Ilya Shapiro is a senior fellow in constitutional studies at the Cato Institute and editor-in-chief of the Cato Supreme Court Review. Before joining Cato, he was a special assistant/adviser to the Multi-National Force in Iraq on rule-of-law issues and practiced at law firms Patton Boggs and Cleary Gottlieb.

Robert Thomas, J.D.
Senior attorney, Pacific Legal Foundation

Robert H. Thomas is a senior attorney with the Pacific Legal Foundation, a public interest legal foundation dedicated to defending private property rights and individual freedom. He specializes in property and land-use issues, appearing as counsel on behalf of landowners and others, including the Grassroot Institute of Hawaii, for filings before state appellate courts, state supreme courts and the U.S. Supreme Court. Prior to joining the Pacific Legal Foundation, Thomas was in private legal practice for more than 30 years with Damon Key Leong Kupchack Hastert in Honolulu.
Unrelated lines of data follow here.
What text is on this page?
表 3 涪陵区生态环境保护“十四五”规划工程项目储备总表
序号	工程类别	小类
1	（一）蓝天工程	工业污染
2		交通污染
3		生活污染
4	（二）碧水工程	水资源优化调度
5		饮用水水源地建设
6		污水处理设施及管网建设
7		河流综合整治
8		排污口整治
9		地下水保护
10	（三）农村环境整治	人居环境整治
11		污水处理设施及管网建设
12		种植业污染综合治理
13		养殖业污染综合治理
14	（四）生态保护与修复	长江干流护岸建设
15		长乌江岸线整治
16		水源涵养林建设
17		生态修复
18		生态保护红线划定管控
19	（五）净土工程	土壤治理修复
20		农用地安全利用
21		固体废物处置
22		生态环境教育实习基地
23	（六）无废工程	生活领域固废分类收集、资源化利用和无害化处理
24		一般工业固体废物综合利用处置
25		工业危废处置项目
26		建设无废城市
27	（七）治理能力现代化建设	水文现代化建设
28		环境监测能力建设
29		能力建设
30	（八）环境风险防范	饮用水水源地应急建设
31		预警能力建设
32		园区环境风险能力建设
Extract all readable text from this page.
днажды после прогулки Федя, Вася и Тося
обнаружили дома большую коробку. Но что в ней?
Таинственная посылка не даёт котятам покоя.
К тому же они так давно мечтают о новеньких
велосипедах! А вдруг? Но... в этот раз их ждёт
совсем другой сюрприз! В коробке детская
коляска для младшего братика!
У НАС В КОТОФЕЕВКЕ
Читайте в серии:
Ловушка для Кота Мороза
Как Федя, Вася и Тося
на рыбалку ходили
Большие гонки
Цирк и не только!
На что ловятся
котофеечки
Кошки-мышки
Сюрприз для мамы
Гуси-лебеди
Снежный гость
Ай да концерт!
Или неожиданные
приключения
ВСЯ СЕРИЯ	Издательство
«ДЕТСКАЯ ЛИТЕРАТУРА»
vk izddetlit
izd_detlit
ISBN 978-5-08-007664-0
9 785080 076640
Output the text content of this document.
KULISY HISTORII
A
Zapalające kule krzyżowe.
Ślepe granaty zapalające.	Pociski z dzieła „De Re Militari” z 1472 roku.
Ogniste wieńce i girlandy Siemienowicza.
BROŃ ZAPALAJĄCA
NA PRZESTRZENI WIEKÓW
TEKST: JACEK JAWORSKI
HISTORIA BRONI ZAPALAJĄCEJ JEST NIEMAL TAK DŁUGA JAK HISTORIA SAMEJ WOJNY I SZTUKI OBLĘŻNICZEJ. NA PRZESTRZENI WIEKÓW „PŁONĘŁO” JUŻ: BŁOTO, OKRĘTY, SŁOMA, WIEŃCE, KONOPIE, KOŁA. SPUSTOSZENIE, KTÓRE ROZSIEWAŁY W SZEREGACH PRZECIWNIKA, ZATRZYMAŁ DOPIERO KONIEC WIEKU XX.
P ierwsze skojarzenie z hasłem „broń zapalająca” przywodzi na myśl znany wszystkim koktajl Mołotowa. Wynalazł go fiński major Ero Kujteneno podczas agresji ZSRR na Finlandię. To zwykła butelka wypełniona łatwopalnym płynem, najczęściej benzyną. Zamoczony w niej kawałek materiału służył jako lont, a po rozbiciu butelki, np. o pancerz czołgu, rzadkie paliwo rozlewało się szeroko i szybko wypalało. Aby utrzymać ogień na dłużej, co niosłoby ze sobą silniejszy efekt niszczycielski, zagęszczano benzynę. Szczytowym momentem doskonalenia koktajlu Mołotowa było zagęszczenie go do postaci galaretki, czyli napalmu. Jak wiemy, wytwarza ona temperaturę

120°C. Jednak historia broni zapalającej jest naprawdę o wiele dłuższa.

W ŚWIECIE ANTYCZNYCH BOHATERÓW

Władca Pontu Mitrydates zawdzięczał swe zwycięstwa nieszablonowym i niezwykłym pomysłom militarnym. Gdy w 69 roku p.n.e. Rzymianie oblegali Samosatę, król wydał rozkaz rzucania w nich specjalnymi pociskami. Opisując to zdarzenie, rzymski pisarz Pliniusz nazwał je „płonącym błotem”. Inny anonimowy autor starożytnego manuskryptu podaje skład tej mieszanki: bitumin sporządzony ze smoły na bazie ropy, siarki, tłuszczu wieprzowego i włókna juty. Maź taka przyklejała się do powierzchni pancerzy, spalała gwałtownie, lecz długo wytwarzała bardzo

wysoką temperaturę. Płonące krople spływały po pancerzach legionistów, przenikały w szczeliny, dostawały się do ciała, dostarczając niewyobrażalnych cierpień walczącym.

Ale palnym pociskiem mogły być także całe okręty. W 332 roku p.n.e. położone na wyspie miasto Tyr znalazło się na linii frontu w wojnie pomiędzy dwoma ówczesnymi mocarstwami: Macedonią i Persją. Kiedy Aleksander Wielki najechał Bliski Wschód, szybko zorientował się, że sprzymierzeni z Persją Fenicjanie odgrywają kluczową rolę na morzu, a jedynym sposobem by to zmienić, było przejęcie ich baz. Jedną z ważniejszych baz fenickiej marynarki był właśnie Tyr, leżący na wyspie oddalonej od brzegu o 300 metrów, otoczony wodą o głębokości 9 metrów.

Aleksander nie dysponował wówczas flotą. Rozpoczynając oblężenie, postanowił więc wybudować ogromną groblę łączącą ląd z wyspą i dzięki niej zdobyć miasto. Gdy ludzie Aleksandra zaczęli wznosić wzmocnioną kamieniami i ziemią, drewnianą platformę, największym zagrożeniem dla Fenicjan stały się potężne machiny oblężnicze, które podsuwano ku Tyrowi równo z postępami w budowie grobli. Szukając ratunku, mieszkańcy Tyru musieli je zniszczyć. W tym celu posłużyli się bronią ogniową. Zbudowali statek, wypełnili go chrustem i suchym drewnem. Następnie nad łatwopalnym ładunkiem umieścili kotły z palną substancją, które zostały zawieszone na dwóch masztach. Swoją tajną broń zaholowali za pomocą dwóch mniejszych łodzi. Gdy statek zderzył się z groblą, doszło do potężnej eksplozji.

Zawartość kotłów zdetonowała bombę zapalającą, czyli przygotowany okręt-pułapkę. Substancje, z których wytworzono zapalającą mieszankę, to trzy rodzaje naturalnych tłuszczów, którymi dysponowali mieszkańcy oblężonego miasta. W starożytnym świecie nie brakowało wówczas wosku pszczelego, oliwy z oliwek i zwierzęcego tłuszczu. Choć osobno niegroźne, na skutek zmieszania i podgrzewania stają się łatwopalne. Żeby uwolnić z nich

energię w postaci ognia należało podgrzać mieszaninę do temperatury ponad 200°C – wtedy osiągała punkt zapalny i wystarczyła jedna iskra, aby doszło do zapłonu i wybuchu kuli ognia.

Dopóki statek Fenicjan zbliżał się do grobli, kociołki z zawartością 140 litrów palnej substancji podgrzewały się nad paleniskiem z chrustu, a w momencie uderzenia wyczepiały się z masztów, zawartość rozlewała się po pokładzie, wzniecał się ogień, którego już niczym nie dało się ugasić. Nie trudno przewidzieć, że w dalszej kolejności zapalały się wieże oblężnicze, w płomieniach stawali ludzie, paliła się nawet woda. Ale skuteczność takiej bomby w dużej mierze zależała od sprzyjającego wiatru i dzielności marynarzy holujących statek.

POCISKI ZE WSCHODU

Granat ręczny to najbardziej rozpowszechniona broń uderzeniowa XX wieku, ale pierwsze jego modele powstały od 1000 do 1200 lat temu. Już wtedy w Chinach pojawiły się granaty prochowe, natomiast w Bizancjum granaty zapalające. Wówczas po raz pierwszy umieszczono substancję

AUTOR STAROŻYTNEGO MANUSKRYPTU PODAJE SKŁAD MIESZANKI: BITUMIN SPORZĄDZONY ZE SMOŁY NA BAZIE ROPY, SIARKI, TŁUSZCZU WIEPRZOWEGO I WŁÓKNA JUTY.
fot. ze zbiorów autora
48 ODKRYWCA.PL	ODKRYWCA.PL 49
He also is the inaugural Joseph T. Waldo Visiting Chair in Property Rights Law at William & Mary Law School in Williamsburg, Virginia, where he teaches upper-division courses in eminent domain, property rights and property law. 

Tom Yamachika
President, Tax Foundation of Hawaii

Tom Yamachika is president of the Tax Foundation of Hawaii, a private, nonprofit educational organization dedicated to informing the taxpaying public about the finances of our state and local governments in Hawaii. The foundation looks at how government raises the money it spends, be it taxes, user fees or through the use of debt. Most of the foundation’s attention is focused on state government, but it also keeps a watchful eye on Hawaii’s county governments, as they annually set real property tax rates in order to fund their respective budgets.

Kate Zhou, Ph.D.
Political science professor, University of Hawaii

Kate Xiao Zhou is a professor of comparative politics and political economy of China in the Department of Political Science at the University of Hawaii at Manoa. She received her bachelor’s degree in English from Wuhan University, a master’s degree in sociology from Texas A&M University, and a master’s degree and Ph.D. in politics from Princeton University.  Her research interests include the dynamics of transition from central planning to markets, Chinese economic development, Chinese business, globalization in East Asia, comparative studies of businesses and Asian entrepreneurship.